Private school kids are missing out the least, with 31 per cent getting four or more lessons a day compared with just 6 per cent in state schools.
Today it was confirmed that if primary schools can accept more pupils they shoul do – but as long as they stay in classes of 15.
Schools will have the final say on whether to get more kids to return.
Meanwhile, secondary schools reopened yesterday for Years 10 and 12 pupils, but all other year groups have been told to stay at home.
Fresh Whitehall orders also say secondary schools only need to get other pupils in for one meeting “where possible” before they close for summer.
The Department for Education guidance states: “This time can be used to check-in on pupils, and ensure they are supported before a return to school from September or moving into employment or the next stage of education.”
But furious education experts warned desperate teens face a “lifetime of damage” unless they are urgently given more support.
Lee Elliott Major, professor of social mobility at the University of Exeter, urged Downing Street not to leave pupils languishing without help.
He said: “We should strive to ensure pupils benefit from at least some face-to-face time once a week, for their wellbeing as much as their academic studies.
“The fear will be that they suffer lengthy learning loss which can cause lifetime damage.”
The Government says it cannot send more year groups back to secondary school before the summer because Covid infection rates are too high.
The lockdown means most teenagers will go a staggering six months with no face to face classroom teaching.
Children’s Commissioner Anne Longfield has warned some will drop out of school altogether because of the shutdown.
Plans to reopen secondary schools in September rely on Covid infection rates being driven down, the PM has said.

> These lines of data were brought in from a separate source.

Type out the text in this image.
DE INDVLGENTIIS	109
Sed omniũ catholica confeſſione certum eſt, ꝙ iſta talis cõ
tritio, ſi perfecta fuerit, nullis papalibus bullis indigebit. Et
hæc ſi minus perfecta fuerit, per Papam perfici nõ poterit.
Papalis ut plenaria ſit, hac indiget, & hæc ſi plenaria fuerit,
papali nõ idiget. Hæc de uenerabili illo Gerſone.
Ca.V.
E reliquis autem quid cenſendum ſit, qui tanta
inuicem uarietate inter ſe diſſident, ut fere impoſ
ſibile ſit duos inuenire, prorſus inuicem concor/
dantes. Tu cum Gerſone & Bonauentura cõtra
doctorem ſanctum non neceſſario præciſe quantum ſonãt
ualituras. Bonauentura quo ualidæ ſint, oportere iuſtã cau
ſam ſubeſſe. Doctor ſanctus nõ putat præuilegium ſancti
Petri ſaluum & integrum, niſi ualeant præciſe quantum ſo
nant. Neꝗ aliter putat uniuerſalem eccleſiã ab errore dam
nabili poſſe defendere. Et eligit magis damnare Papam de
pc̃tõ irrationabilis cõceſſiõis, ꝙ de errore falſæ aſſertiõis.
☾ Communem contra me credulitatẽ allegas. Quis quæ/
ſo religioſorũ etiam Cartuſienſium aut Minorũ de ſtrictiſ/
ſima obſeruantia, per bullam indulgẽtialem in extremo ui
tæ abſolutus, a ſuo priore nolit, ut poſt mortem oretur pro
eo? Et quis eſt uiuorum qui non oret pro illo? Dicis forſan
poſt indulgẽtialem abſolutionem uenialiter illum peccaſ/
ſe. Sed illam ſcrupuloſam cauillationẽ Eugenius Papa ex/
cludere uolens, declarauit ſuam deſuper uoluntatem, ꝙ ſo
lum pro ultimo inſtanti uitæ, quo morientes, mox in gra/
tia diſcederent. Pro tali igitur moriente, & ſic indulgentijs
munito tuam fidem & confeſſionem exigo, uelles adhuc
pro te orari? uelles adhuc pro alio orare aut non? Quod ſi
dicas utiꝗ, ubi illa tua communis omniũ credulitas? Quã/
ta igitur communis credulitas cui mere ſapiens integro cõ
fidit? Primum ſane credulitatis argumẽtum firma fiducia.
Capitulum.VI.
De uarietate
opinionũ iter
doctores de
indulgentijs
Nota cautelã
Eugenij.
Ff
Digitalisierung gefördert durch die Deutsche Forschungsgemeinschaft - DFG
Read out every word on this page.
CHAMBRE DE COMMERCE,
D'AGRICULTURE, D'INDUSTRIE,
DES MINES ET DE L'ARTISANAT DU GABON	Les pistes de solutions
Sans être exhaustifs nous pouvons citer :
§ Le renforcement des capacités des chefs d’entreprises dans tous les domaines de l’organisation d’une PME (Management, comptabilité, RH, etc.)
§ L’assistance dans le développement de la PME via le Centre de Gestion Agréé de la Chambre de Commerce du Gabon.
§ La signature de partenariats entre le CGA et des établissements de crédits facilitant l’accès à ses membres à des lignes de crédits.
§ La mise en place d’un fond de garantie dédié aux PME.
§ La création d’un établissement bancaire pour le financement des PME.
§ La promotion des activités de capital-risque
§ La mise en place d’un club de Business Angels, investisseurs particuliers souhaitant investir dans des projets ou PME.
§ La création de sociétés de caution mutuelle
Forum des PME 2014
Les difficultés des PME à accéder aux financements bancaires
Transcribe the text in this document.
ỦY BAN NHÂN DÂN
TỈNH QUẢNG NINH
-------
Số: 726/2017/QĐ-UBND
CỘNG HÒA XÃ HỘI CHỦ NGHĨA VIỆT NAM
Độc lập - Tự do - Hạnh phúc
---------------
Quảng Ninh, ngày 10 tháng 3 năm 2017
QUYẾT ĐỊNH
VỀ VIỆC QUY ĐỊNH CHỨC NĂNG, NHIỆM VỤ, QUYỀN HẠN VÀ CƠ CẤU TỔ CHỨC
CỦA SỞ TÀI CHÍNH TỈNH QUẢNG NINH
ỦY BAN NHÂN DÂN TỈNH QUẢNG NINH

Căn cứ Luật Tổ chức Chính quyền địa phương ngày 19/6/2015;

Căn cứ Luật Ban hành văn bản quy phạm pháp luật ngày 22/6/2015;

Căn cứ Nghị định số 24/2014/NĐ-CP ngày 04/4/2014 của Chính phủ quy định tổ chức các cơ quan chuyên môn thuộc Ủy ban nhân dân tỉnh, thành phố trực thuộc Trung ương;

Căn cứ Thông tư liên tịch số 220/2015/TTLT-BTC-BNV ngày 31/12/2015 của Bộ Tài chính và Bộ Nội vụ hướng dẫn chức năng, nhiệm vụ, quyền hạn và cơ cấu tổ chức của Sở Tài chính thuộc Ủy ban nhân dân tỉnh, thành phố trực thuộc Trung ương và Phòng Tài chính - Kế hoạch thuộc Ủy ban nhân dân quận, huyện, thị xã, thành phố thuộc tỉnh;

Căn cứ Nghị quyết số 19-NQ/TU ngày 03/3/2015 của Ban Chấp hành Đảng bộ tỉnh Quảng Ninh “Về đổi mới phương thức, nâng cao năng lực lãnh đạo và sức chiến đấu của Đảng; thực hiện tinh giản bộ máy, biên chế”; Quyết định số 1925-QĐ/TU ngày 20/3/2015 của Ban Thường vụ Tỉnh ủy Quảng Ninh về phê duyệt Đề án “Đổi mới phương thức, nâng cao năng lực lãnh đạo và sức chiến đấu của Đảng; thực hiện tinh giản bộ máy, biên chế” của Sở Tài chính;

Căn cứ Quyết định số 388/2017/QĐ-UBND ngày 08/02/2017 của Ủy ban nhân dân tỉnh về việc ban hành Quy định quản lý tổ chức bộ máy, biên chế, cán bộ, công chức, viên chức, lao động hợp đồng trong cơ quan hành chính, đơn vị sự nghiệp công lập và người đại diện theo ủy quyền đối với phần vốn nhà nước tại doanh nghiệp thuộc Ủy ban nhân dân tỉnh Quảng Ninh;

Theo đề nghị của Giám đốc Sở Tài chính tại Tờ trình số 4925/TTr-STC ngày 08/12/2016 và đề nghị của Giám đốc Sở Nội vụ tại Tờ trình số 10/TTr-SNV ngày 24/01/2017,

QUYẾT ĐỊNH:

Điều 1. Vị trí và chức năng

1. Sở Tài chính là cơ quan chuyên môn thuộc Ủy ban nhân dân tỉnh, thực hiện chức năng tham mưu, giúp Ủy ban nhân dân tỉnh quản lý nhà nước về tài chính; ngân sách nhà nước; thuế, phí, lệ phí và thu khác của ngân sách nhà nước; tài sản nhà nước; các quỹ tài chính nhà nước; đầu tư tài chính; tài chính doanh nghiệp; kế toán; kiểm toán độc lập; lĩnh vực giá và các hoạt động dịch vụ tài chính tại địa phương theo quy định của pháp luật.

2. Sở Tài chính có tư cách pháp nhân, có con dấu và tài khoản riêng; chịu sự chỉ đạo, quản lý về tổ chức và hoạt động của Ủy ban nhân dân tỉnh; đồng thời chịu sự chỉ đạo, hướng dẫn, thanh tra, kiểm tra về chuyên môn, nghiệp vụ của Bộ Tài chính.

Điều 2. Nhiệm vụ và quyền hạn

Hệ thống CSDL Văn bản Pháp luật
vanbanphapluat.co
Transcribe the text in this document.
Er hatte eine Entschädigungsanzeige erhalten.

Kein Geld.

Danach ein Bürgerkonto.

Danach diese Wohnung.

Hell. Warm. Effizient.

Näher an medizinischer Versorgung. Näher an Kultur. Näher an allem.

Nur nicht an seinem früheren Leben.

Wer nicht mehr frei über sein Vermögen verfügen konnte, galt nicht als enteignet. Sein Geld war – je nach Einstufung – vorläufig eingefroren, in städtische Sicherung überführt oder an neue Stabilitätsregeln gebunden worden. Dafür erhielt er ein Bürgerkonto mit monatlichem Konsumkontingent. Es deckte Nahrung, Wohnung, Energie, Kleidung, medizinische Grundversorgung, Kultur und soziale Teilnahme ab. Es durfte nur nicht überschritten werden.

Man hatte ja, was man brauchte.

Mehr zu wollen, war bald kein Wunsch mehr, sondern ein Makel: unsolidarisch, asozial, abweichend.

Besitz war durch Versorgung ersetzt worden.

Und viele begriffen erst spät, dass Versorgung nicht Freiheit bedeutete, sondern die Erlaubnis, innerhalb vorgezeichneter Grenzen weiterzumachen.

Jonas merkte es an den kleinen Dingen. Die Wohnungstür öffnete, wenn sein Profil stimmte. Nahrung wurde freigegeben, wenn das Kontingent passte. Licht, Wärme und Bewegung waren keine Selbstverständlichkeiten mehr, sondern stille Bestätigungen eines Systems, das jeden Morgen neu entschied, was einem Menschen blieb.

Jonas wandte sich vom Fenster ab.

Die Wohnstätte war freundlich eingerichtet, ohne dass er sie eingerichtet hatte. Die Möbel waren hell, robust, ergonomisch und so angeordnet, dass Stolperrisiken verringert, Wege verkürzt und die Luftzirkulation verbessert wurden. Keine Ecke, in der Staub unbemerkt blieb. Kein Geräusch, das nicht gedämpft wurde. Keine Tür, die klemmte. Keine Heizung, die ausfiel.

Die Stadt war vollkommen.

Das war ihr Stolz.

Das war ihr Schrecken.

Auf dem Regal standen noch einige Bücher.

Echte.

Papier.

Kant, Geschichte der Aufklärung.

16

And many fear classrooms could stay closed if England is hit by a second Covid wave this winter.
The Department for Education said they will do ” whatever we can to make sure no child, whatever their background, falls behind as a result of coronavirus”.
Education secretary Gavin Williamson will this week announce details of the “big summer of catch up” for pupils.
The study came as ministers were under mounting pressure to stump up the cash to provide poor kids with free school meal vouchers through the summer.
Football star Marcus Rashford penned an open letter urging the PM to continue providing the food, which is a lifeline for many families.
But the government says it will not U-turn on the decision.
The Prime Minister’s official spokesman said: “The PM will respond to Marcus Rashford’s letter as soon as he can – he has been using his profile in a positive way to highlight some very important issues.”